En conséquence, au moins pour son volet principal, la version présentée dans l'hémicycle sera celle initiale du gouvernement, sans les quelques changements votés par les députés.

La commission se penchera encore mercredi sur le volet organique de la réforme, objet d'environ 400 amendements. Puis les députés prépareront les amendements pour la séance.

Certains ont vu mardi, à l'instar de l'UDI-Agir, un "mépris du travail parlementaire" avec l'avalanche d'amendements LFI, d'autres comme Boris Vallaud (PS) sortent "frustrés" de la séquence.

"On ne sera pas allés au bout, c'est un coup d'épée dans l'eau", a regretté le chef de file des élus LR Damien Abad, dénonçant "un débat confisqué à la fois par LFI et le gouvernement" avec un calendrier trop contraint.

Marie Lebec, vice-présidente du groupe LREM a elle aussi évoqué une "très grande frustration de la majorité" face à des amendements "redondants" des insoumis, plaidant pour que les oppositions "se modèrent".

"On revient finalement à ce qui se faisait avant 2008", tempère un ténor de la majorité, une source parlementaire soulignant que celle-ci aura "fait le maximum" en siégeant notamment le week-end. Une façon aussi de se prémunir, alors que les oppositions ont déjà évoqué des recours au Conseil constitutionnel.

Pour "apaiser", la vingtaine d'amendements adoptés en commission pourraient être repris par le rapporteur général Guillaume Gouffier-Cha (LREM).

- "Feu d'artifice" -

Malgré de petites poussées de tension, les débats sont globalement restés courtois en commission.

Les mêmes critiques sont revenues en boucle à gauche: étude d'impact "truquée", réforme "floue", ou texte "à trous" en raison de la trentaine d'ordonnances programmées par le gouvernement... Les LR, qui veulent incarner "une troisième voie", ont rejoint l'autre rive sur certaines critiques, tout en dénonçant la "mascarade" des débats.

En face, la majorité, parfois lassée par la litanie des interventions, a défendu un projet "plus juste", usant d'un temps de parole évalué par le co-rapporteur MoDem, Nicolas Turquois, à un ratio de "un à 300" face aux oppositions.

La séquence n'était qu'un avant-goût de ce qui attend l'ensemble des députés dans l'hémicycle à partir de lundi, alors que la bataille se tiendra encore dans la rue avec un appel à une "journée morte" dans les transports ce jour-là, prélude à une nouvelle journée d'action le 20 février.

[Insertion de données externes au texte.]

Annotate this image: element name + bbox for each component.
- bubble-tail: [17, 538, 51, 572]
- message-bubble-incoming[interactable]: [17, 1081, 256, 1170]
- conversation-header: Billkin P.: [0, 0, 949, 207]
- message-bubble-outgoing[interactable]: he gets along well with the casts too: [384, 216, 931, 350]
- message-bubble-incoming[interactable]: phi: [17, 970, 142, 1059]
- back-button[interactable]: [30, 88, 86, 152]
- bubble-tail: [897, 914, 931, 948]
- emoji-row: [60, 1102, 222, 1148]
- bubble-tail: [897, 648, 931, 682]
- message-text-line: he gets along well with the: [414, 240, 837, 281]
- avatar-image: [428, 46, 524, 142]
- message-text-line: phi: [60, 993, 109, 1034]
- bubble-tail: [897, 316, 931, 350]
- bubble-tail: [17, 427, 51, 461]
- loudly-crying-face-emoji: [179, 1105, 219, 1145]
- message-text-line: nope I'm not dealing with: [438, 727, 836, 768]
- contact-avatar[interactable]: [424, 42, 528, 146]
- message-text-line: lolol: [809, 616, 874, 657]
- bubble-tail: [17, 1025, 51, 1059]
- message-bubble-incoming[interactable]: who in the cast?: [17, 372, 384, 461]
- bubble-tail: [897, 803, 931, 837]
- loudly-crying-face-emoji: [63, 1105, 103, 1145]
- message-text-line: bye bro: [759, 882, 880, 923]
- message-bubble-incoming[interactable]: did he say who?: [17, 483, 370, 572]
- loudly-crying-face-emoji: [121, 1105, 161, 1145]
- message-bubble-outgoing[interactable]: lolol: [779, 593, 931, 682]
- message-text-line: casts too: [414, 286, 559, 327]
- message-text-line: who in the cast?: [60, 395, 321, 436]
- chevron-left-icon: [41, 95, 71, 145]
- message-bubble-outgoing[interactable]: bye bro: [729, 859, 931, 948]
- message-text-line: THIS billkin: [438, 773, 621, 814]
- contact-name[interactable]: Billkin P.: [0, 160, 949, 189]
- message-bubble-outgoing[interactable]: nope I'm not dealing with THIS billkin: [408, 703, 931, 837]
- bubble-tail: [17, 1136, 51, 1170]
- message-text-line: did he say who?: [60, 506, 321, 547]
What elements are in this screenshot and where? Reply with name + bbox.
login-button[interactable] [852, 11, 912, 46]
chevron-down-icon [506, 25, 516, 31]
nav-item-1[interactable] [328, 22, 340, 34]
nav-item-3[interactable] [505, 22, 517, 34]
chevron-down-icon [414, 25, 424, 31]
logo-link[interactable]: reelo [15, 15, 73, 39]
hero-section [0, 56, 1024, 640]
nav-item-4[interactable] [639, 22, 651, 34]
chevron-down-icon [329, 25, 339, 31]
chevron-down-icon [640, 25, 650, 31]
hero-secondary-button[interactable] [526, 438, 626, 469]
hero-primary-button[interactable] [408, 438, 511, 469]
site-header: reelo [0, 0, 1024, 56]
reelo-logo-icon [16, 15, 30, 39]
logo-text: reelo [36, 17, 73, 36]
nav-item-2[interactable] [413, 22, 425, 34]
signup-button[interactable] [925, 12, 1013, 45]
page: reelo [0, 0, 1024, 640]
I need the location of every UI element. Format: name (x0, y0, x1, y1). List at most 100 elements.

Les Insoumis promettent déjà un "feu d'artifice" en séance. Ils comptent "faire mieux" en nombre d'amendements, et prévoient notamment une "assemblée populaire" aux abords du Palais Bourbon le premier jour. "On va faire en sorte qu'ils ne puissent pas finir le 3 mars ou alors qu'ils aient besoin du 49-3", arme de la Constitution permettant d'abréger les débats et d'adopter le texte sans vote, prévient Eric Coquerel.

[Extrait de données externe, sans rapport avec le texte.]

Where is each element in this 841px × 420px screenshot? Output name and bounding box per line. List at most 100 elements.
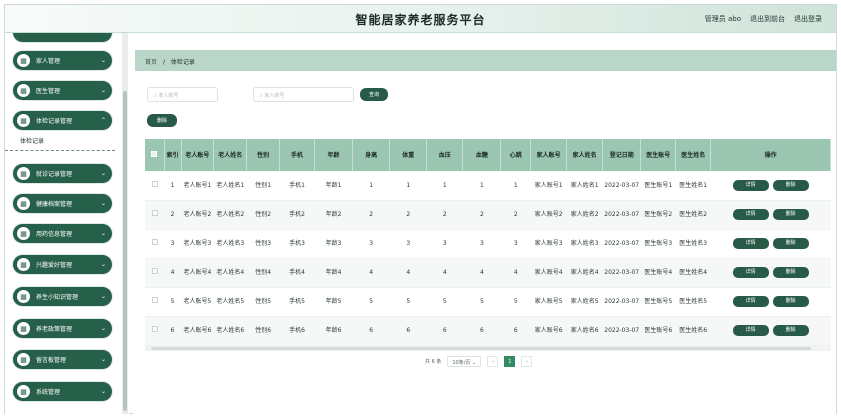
submenu-divider [5,150,115,151]
sidebar-item-policy[interactable]: ▦ 养老政策管理 ⌄ [13,319,112,338]
logout-link[interactable]: 退出登录 [794,14,822,24]
row-checkbox[interactable] [151,297,158,303]
sidebar-item-label: 留言板管理 [36,357,67,364]
row-delete-button[interactable]: 删除 [772,325,809,336]
row-actions: 详情 删除 [710,258,831,288]
row-checkbox[interactable] [151,210,158,216]
page-button-current[interactable]: 1 [504,356,516,367]
sidebar-item-messages[interactable]: ▦ 留言板管理 ⌄ [13,350,112,369]
select-all-cell[interactable] [145,139,165,171]
table-horizontal-scrollbar[interactable] [145,346,831,351]
sidebar-item-system[interactable]: ▦ 系统管理 ⌄ [13,382,112,401]
chevron-down-icon: ⌄ [100,170,106,177]
table-cell: 老人姓名4 [213,258,247,288]
bulk-delete-button[interactable]: 删除 [147,114,177,127]
row-checkbox[interactable] [151,180,158,187]
table-cell: 1 [352,171,390,201]
column-header: 医生账号 [640,139,677,171]
prev-page-button[interactable]: ‹ [487,356,499,367]
sidebar-item-hobby[interactable]: ▦ 兴趣爱好管理 ⌄ [13,255,112,274]
sidebar-scrollbar[interactable] [122,33,128,414]
grid-icon: ▦ [17,227,30,240]
table-cell: 年龄4 [314,258,353,288]
table-cell: 年龄3 [314,229,353,259]
detail-button[interactable]: 详情 [732,296,769,307]
sidebar-item-doctor[interactable]: ▦ 医生管理 ⌄ [13,81,112,100]
family-account-search-input[interactable]: ⌕ 家人账号 [253,87,354,102]
table-cell: 手机3 [279,229,315,259]
page-size-value: 10条/页 [452,360,471,366]
detail-button[interactable]: 详情 [732,267,769,278]
table-cell: 2 [462,200,501,230]
table-cell: 老人姓名2 [213,200,247,230]
detail-button[interactable]: 详情 [732,325,769,336]
sidebar-item-label: 兴趣爱好管理 [36,262,73,269]
table-cell: 4 [352,258,390,288]
detail-button[interactable]: 详情 [732,209,769,220]
submenu-checkup-records[interactable]: 体检记录 [20,136,44,145]
sidebar-item-family[interactable]: ▦ 家人管理 ⌄ [13,51,112,70]
table-cell: 手机2 [279,200,315,230]
table-cell: 6 [500,316,531,346]
detail-button[interactable]: 详情 [732,179,769,191]
elder-account-search-input[interactable]: ⌕ 老人账号 [147,87,218,102]
row-delete-button[interactable]: 删除 [772,179,809,191]
chevron-down-icon: ⌄ [100,325,106,332]
table-cell: 1 [462,171,501,201]
table-header-row: 索引 老人账号 老人姓名 性别 手机 年龄 身高 体重 血压 血糖 心跳 家人账… [145,139,831,171]
table-cell: 家人姓名6 [566,316,603,346]
table-cell: 3 [462,229,501,259]
sidebar-item-wellness-tips[interactable]: ▦ 养生小知识管理 ⌄ [13,287,112,306]
chevron-down-icon: ⌄ [100,87,106,94]
sidebar-item-top-partial[interactable] [13,33,112,42]
sidebar-scroll-thumb[interactable] [123,91,127,411]
table-cell: 2022-03-07 [602,200,641,230]
sidebar-item-medication[interactable]: ▦ 用药信息管理 ⌄ [13,224,112,243]
page-size-select[interactable]: 10条/页 ⌄ [447,356,482,367]
column-header: 体重 [389,139,428,171]
row-select-cell[interactable] [145,316,165,346]
table-cell: 4 [462,258,501,288]
row-delete-button[interactable]: 删除 [772,267,809,278]
search-button[interactable]: 查询 [360,88,388,101]
exit-to-front-link[interactable]: 退出到前台 [750,14,785,24]
row-select-cell[interactable] [145,200,165,230]
row-select-cell[interactable] [145,229,165,259]
sidebar-item-health[interactable]: ▦ 健康档案管理 ⌄ [13,194,112,213]
row-delete-button[interactable]: 删除 [772,296,809,307]
next-page-button[interactable]: › [521,356,533,367]
row-select-cell[interactable] [145,258,165,288]
table-cell: 性别4 [246,258,280,288]
elder-account-placeholder: 老人账号 [158,93,179,99]
table-cell: 2022-03-07 [602,287,641,317]
table-cell: 5 [462,287,501,317]
breadcrumb: 首页 / 体检记录 [135,50,836,71]
detail-button[interactable]: 详情 [732,238,769,249]
table-cell: 6 [462,316,501,346]
row-actions: 详情 删除 [710,171,831,201]
sidebar-item-checkup[interactable]: ▦ 体检记录管理 ⌃ [13,111,112,130]
table-cell: 医生账号3 [640,229,676,259]
row-checkbox[interactable] [151,268,158,274]
chevron-down-icon: ⌄ [472,360,477,366]
row-checkbox[interactable] [151,239,158,245]
table-scroll-thumb[interactable] [151,347,811,350]
row-select-cell[interactable] [145,287,165,317]
pagination: 共 6 条 10条/页 ⌄ ‹ 1 › [425,356,533,367]
table-cell: 手机5 [279,287,315,317]
breadcrumb-current: 体检记录 [170,59,195,66]
breadcrumb-home[interactable]: 首页 [145,59,157,66]
table-cell: 家人账号5 [530,287,567,317]
table-cell: 1 [426,171,463,201]
table-cell: 年龄1 [314,171,353,201]
column-header: 医生姓名 [675,139,712,171]
row-delete-button[interactable]: 删除 [772,238,809,249]
records-table: 索引 老人账号 老人姓名 性别 手机 年龄 身高 体重 血压 血糖 心跳 家人账… [145,139,831,346]
row-checkbox[interactable] [151,326,158,332]
sidebar-item-visit[interactable]: ▦ 就诊记录管理 ⌄ [13,164,112,183]
row-delete-button[interactable]: 删除 [772,209,809,220]
table-cell: 2 [500,200,531,230]
select-all-checkbox[interactable] [151,150,158,157]
grid-icon: ▦ [17,258,30,271]
row-select-cell[interactable] [145,171,165,201]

Les trois groupes de gauche - PS, PCF et LFI- promettent aussi une motion de censure et une "motion référendaire", peut-être dès l'ouverture des débats, ce qui pourrait les ralentir.

Un responsable de la majorité veut toutefois croire que "si c'est le même étiage d'amendements" qu'en commission, les débats sont "tenables" sur trois semaines - une de plus que prévu à ce stade - car il y a des "outils de régulation" renforcés en séance. "Mais si c'est 80.000…".

La majorité, qui entend voter le texte en première lecture avant les municipales, ne veut pas "se laisser ballotter par LFI". Et si le gouvernement et des responsables LREM excluent pour l'heure un recours au 49-3, certains "marcheurs" préviennent déjà qu'ils n'auront "aucun problème politique" à y recourir.